Figure 4. HDAC activity directly regulates the expression of Sox11.

A. Quantitative RT-PCR was performed to validate changes of transcript levels for transcriptional regulators, cell cycle regulators and myelin specific genes in OPCs either untreated or treated with TSA for one day. The data reflect the results of qPCR results performed in duplicate from 2–4 independent biological replicates (* p<0.05; ** p<0.01, *** p<0.001 as determined by two-tailed t-test). B. Quantitative Chromatin Immunoprecipitation of samples collected from OPCs either untreated or treated with TSA and then immunoprecipitated with antibodies specific for HDAC1, HDAC2, acetylated lysine 9 on histone H3, and acetylated lysine 18 on histone H3. A mock immunoprecipiation was used (not shown) as a negative control. The experiment was oerformed in triplicate from two separate biological replicates. Data are represented as mean ± SEM, * p<0.05 as determined by two-tailed t-test.

Figure 5. Down regulation of Sox11 and Egr1 is important for normal oligodendrocyte progenitor differentiation.

A. Quantitative RT-PCR to measure Sox11 and Egr1 transcript levels in RNA samples isolated from OPCs differentiated for 0, 24, 48, 72, and 96 hours. Error bars ±S.E.M, ** p<0.001, * p<0.005 as determined by student two-tailed T-test. B. Images of purified P7 rat OPCs transfected with either pC1-eGFP alone (A-B, “control”), or co-transfected with either pSp-Egr1 (C–D) or pSp-Sox11 (E–F) expression vector. Transfected OPCs were cultured for 3 days in mitogen-free (-PDGF) medium to induce differentiation, and subsequently immunostained for GFP (white; A2-F2) plus either CNP (red; A1, C1, E1) or MBP (red; B1, D1, F1) and counterstained with DAPI (blue; A1-F1) to visualize nuclei. Yellow arrows indicate GFP⁺ transfected cells co-expressing CNP or MBP; green arrows indicate GFP⁺ cells negative for CNP or MBP expression; red arrows indicate untranfected cells expressing CNP or MBP. Scale bar  =  200 µm. C. Percentages of control (GFP-only), pSp-Egr1, and pSp-Sox11 transfected cells expressing the indicated oligodendrocyte specific markers (CNP, MBP, or MOG). Error bars ±S.E.M., n = 6–16 samples from 2–5 independent experiments, ** p<0.001, * p<0.005 post-hoc SNK test vs. control.
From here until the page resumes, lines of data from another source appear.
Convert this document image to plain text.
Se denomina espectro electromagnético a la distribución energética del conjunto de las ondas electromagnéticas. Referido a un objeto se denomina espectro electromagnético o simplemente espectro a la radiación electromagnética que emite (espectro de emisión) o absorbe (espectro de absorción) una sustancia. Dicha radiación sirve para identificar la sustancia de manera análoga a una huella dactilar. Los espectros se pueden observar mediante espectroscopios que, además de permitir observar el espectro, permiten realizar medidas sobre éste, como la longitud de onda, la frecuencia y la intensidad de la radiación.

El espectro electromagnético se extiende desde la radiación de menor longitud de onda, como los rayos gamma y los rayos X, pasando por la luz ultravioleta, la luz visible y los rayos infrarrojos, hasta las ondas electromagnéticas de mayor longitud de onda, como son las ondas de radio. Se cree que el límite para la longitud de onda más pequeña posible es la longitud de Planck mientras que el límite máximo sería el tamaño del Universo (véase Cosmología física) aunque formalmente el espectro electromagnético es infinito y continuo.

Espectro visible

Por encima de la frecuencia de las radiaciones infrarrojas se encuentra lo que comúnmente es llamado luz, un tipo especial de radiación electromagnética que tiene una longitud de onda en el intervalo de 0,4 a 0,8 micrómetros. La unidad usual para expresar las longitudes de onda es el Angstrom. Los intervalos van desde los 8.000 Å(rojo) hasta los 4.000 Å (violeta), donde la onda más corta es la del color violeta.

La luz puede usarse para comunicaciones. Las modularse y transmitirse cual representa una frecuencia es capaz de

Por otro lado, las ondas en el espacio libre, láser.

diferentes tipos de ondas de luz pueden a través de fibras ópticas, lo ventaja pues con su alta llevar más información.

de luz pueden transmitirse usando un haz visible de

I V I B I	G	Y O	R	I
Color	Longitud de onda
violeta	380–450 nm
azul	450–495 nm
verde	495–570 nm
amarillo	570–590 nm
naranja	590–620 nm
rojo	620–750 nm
Figure 6. Over expression of Egr1 or Sox11 inhibits the expression of differentiation activators.

Quantitative RT-PCR of RNA samples collected from OPCs cultured as decribed in figure 5 and amplified with primers specific for Egr1 and Sox11 to validate over-expression. The transcript levels of oligodendrocyte lineage markers (PDGFRalpha, Olig1), transcriptional activators of OPC differentiation (Mrf, Sox10), myelin genes (Ugt8, Mbp, Mag), and of an astrocytic gene (Gfap) were measured in Egr1 or Sox11 over-expressing cells and compared to GFP over-expressors. Data are represented as mean ± SEM, from 3 independent experiments (*p<0.05 as determined by two-tailed t-test).